Robinson’s unpredictability has reared its ugly head before, but his passion bucket is probably heavier than any other player in the league. Enjoy him while you can. Chicago's postseason hero came for the veteran’s minimum, but he’ll be a hot commodity out of Chicago’s price range in the offseason.

The youngest MVP in league history is Chicago’s favorite son, and Robinson is an emotional load, but Hinrich is the organization’s prodigal son. He was traded from Chicago in anticipation of the 2010 free-agent bonanza. Last summer, he was signed as an inexpensive alternative to prevent Jerry Reinsdorf from paying the luxury tax, and he’s been the same old reliable point guard Chicago remembers.

Chicago’s combination of physicality and perpetual energy may be the only thing that has flustered the Miami Heat this season. In Monday’s showing, Chicago walked into LeBron’s lion den and emerged from Game 1 with Miami under their boots. Even in Game 2’s defeat, it was evident that Chicago was dictating the style of play. Miami first had to match the Bulls’ bully-ball and then go from there.

In the Kentucky Derby’s aftermath, I have an unhealthy fetish for dark horses.
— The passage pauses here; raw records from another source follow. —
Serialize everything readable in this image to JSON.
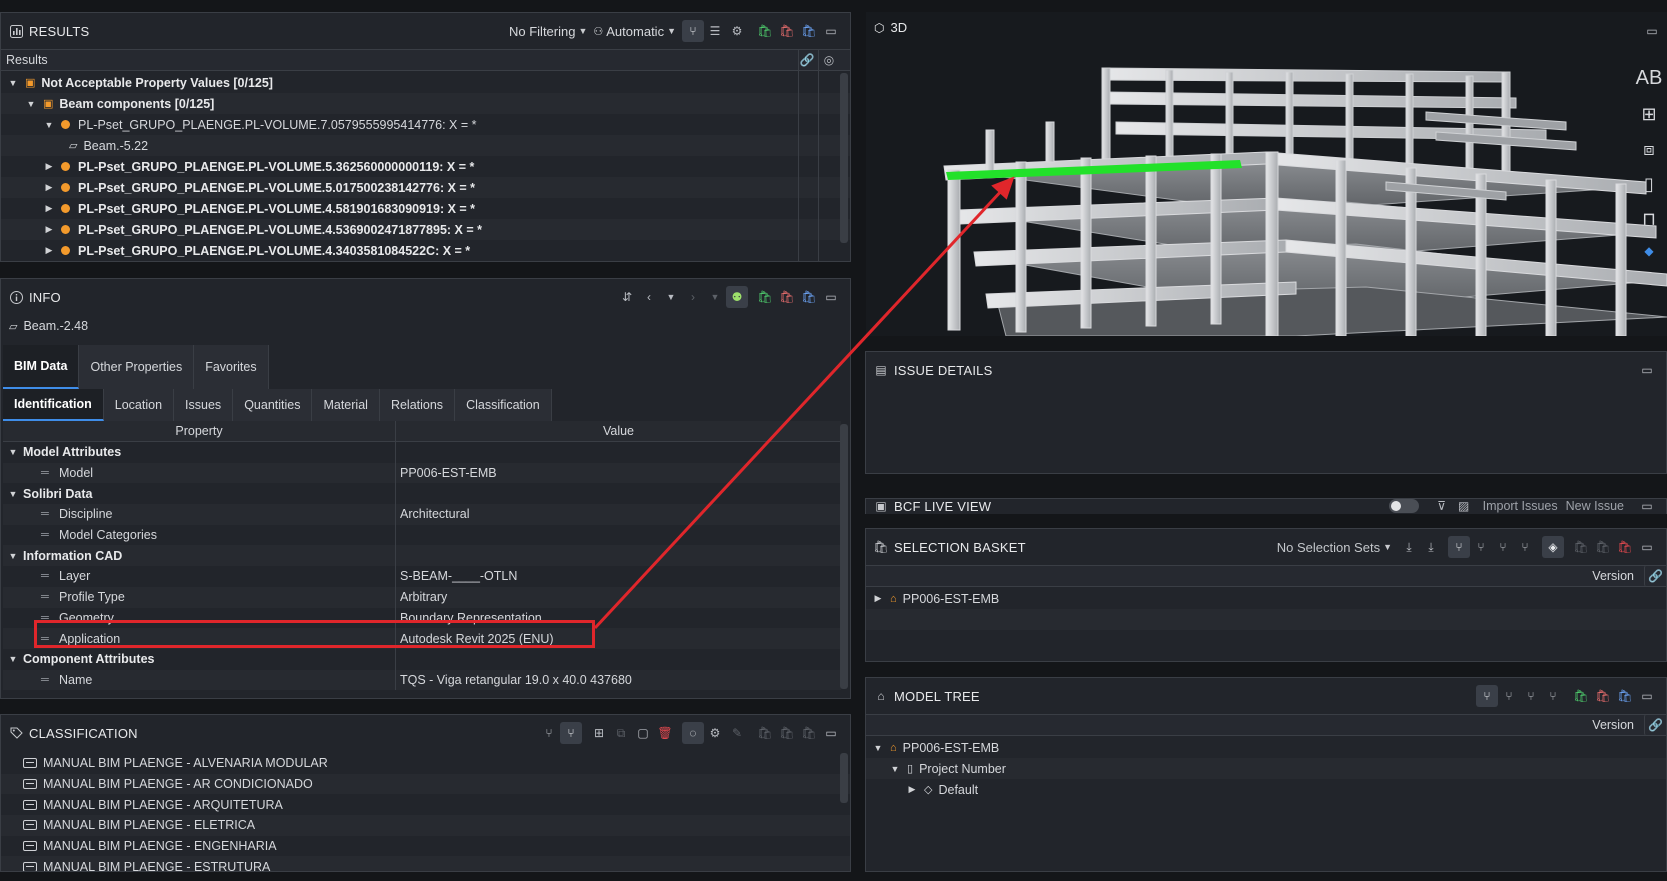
{
  "results": {
    "title": "RESULTS",
    "filter": "No Filtering",
    "mode": "Automatic",
    "sub_header": "Results",
    "rows": [
      {
        "label": "Not Acceptable Property Values [0/125]",
        "level": 0,
        "bold": true
      },
      {
        "label": "Beam components [0/125]",
        "level": 1,
        "bold": true
      },
      {
        "label": "PL-Pset_GRUPO_PLAENGE.PL-VOLUME.7.0579555995414776: X = *",
        "level": 2,
        "bold": false
      },
      {
        "label": "Beam.-5.22",
        "level": 3,
        "bold": false
      },
      {
        "label": "PL-Pset_GRUPO_PLAENGE.PL-VOLUME.5.362560000000119: X = *",
        "level": 2,
        "bold": true
      },
      {
        "label": "PL-Pset_GRUPO_PLAENGE.PL-VOLUME.5.017500238142776: X = *",
        "level": 2,
        "bold": true
      },
      {
        "label": "PL-Pset_GRUPO_PLAENGE.PL-VOLUME.4.581901683090919: X = *",
        "level": 2,
        "bold": true
      },
      {
        "label": "PL-Pset_GRUPO_PLAENGE.PL-VOLUME.4.5369002471877895: X = *",
        "level": 2,
        "bold": true
      },
      {
        "label": "PL-Pset_GRUPO_PLAENGE.PL-VOLUME.4.3403581084522C: X = *",
        "level": 2,
        "bold": true
      }
    ]
  },
  "info": {
    "title": "INFO",
    "selected": "Beam.-2.48",
    "tabs": [
      "BIM Data",
      "Other Properties",
      "Favorites"
    ],
    "subtabs": [
      "Identification",
      "Location",
      "Issues",
      "Quantities",
      "Material",
      "Relations",
      "Classification"
    ],
    "col_property": "Property",
    "col_value": "Value",
    "rows": [
      {
        "group": true,
        "property": "Model Attributes",
        "value": ""
      },
      {
        "group": false,
        "property": "Model",
        "value": "PP006-EST-EMB"
      },
      {
        "group": true,
        "property": "Solibri Data",
        "value": ""
      },
      {
        "group": false,
        "property": "Discipline",
        "value": "Architectural"
      },
      {
        "group": false,
        "property": "Model Categories",
        "value": ""
      },
      {
        "group": true,
        "property": "Information CAD",
        "value": ""
      },
      {
        "group": false,
        "property": "Layer",
        "value": "S-BEAM-____-OTLN"
      },
      {
        "group": false,
        "property": "Profile Type",
        "value": "Arbitrary"
      },
      {
        "group": false,
        "property": "Geometry",
        "value": "Boundary Representation"
      },
      {
        "group": false,
        "property": "Application",
        "value": "Autodesk Revit 2025 (ENU)"
      },
      {
        "group": true,
        "property": "Component Attributes",
        "value": ""
      },
      {
        "group": false,
        "property": "Name",
        "value": "TQS - Viga retangular 19.0 x 40.0 437680"
      }
    ]
  },
  "classification": {
    "title": "CLASSIFICATION",
    "items": [
      "MANUAL BIM PLAENGE - ALVENARIA MODULAR",
      "MANUAL BIM PLAENGE - AR CONDICIONADO",
      "MANUAL BIM PLAENGE - ARQUITETURA",
      "MANUAL BIM PLAENGE - ELETRICA",
      "MANUAL BIM PLAENGE - ENGENHARIA",
      "MANUAL BIM PLAENGE - ESTRUTURA"
    ]
  },
  "view3d": {
    "title": "3D",
    "side_label": "AB"
  },
  "issue_details": {
    "title": "ISSUE DETAILS"
  },
  "bcf": {
    "title": "BCF LIVE VIEW",
    "import_label": "Import Issues",
    "new_label": "New Issue"
  },
  "selection_basket": {
    "title": "SELECTION BASKET",
    "sets": "No Selection Sets",
    "column": "Version",
    "rows": [
      "PP006-EST-EMB"
    ]
  },
  "model_tree": {
    "title": "MODEL TREE",
    "column": "Version",
    "rows": [
      {
        "label": "PP006-EST-EMB",
        "level": 0
      },
      {
        "label": "Project Number",
        "level": 1
      },
      {
        "label": "Default",
        "level": 2
      }
    ]
  },
  "colors": {
    "highlight_red": "#e0262b",
    "beam_green": "#22e12a",
    "accent_blue": "#3f8de8",
    "dot_orange": "#f39a2c"
  }
}
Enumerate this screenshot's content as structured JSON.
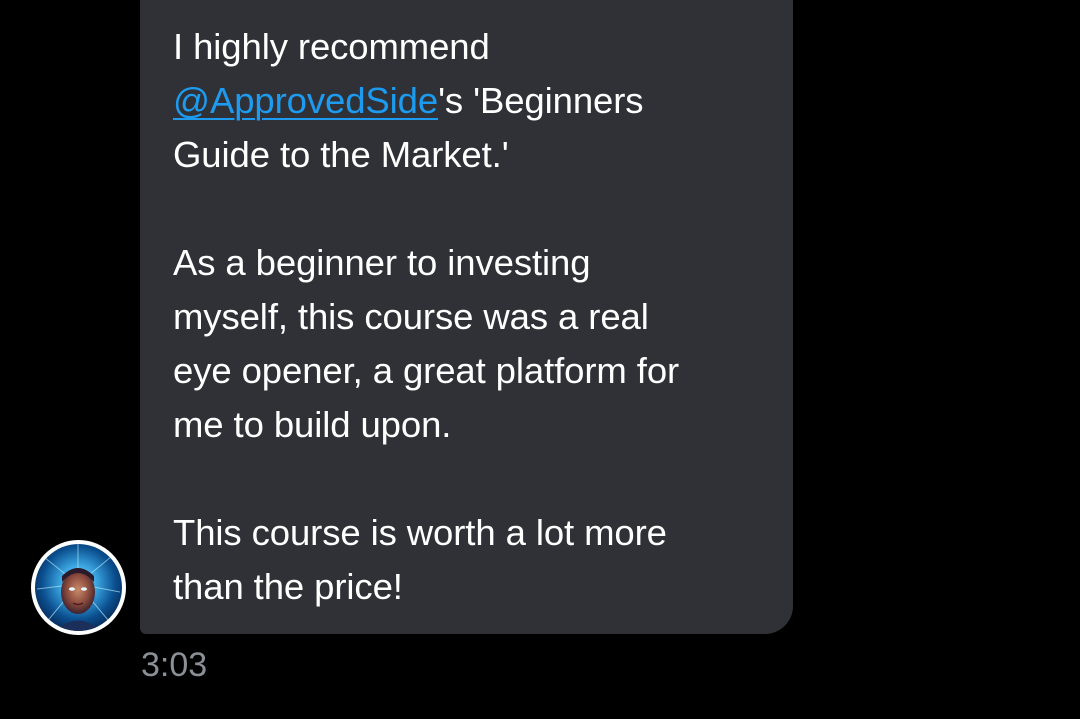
{
  "message": {
    "line1": "I highly recommend",
    "mention": "@ApprovedSide",
    "line2_rest": "'s 'Beginners",
    "line3": "Guide to the Market.'",
    "para2_line1": "As a beginner to investing",
    "para2_line2": "myself, this course was a real",
    "para2_line3": "eye opener, a great platform for",
    "para2_line4": "me to build upon.",
    "para3_line1": "This course is worth a lot more",
    "para3_line2": "than the price!",
    "timestamp": "3:03"
  },
  "colors": {
    "background": "#000000",
    "bubble": "#2f3136",
    "text": "#ffffff",
    "mention": "#1d9bf0",
    "timestamp": "#8b8f96"
  },
  "icons": {
    "avatar": "user-avatar-icon"
  }
}
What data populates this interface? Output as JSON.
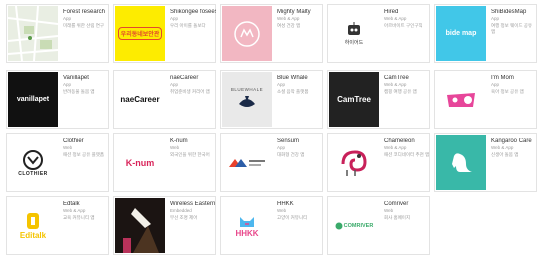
{
  "apps": [
    {
      "name": "Forest research",
      "type": "App",
      "desc": "미래를 위한 산림 연구",
      "icon": "map-thumbnail"
    },
    {
      "name": "Shikongee fosees",
      "type": "App",
      "desc": "우리 아이를 돌보다",
      "icon": "yellow-logo-thumbnail",
      "logo": "우리동네보안관"
    },
    {
      "name": "Mighty Malty",
      "type": "Web & App",
      "desc": "여성 건강 앱",
      "icon": "pink-circle-logo-thumbnail"
    },
    {
      "name": "Hired",
      "type": "Web & App",
      "desc": "아르바이트 구인구직",
      "icon": "robot-logo-thumbnail",
      "logo": "하이어드"
    },
    {
      "name": "ShiBidesMap",
      "type": "App",
      "desc": "여행 정보 웨이드 공유 앱",
      "icon": "map-logo-thumbnail",
      "logo": "bide map"
    },
    {
      "name": "Vanillapet",
      "type": "App",
      "desc": "반려동물 돌봄 앱",
      "icon": "vanillapet-logo-thumbnail",
      "logo": "vanillapet"
    },
    {
      "name": "naeCareer",
      "type": "App",
      "desc": "취업준비생 커리어 앱",
      "icon": "naecareer-logo-thumbnail",
      "logo": "naeCareer"
    },
    {
      "name": "Blue Whale",
      "type": "App",
      "desc": "소셜 음악 플랫폼",
      "icon": "bluewhale-logo-thumbnail",
      "logo": "BLUEWHALE"
    },
    {
      "name": "CamTree",
      "type": "Web & App",
      "desc": "캠핑 여행 공유 앱",
      "icon": "camtree-logo-thumbnail",
      "logo": "CamTree"
    },
    {
      "name": "I'm Mom",
      "type": "App",
      "desc": "육아 정보 공유 앱",
      "icon": "immom-logo-thumbnail"
    },
    {
      "name": "Clothier",
      "type": "Web",
      "desc": "패션 정보 공유 플랫폼",
      "icon": "clothier-logo-thumbnail",
      "logo": "CLOTHIER"
    },
    {
      "name": "K-num",
      "type": "Web",
      "desc": "외국인을 위한 한국어",
      "icon": "knum-logo-thumbnail",
      "logo": "K-num"
    },
    {
      "name": "Sensum",
      "type": "App",
      "desc": "대화형 건강 앱",
      "icon": "sensum-logo-thumbnail"
    },
    {
      "name": "Chameleon",
      "type": "Web & App",
      "desc": "패션 코디네이터 추천 앱",
      "icon": "chameleon-logo-thumbnail"
    },
    {
      "name": "Kangaroo Care",
      "type": "Web & App",
      "desc": "신생아 돌봄 앱",
      "icon": "kangaroo-logo-thumbnail"
    },
    {
      "name": "Edtalk",
      "type": "Web & App",
      "desc": "교육 커뮤니티 앱",
      "icon": "edtalk-logo-thumbnail",
      "logo": "Editalk"
    },
    {
      "name": "Wireless Eastern",
      "type": "Embedded",
      "desc": "무선 조명 제어",
      "icon": "lamp-thumbnail"
    },
    {
      "name": "HHKK",
      "type": "Web",
      "desc": "고양이 커뮤니티",
      "icon": "hhkk-logo-thumbnail",
      "logo": "HHKK"
    },
    {
      "name": "Comriver",
      "type": "Web",
      "desc": "회사 홈페이지",
      "icon": "comriver-logo-thumbnail",
      "logo": "COMRIVER"
    }
  ]
}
The magnitude of seemingly insurmountable obstacles the Bulls have overcome this season has been inspirational.

Making the playoffs when they could have played their NBA Draft lottery hand is commendable. Beating Brooklyn in seven games with half their roster on the mend deserves a standing ovation. Just hanging with Miami would be awe-inspiring.

Even if you’re sipping margaritas in the back of Miami’s Hummer stretch limo, you should still love these Bulls, and hopefully, the Rose family can love this squad one day, too.

There’s no Bulls bandwagon, but Thibodeau’s crew has chosen ridin’ over dyin’ all season long; even if it meant pushing the hooptie on E down the highway. The Bulls may not win this series, but at some point this season, they won over Chicago’s most skeptical fans. Count me down, too. I’m all in.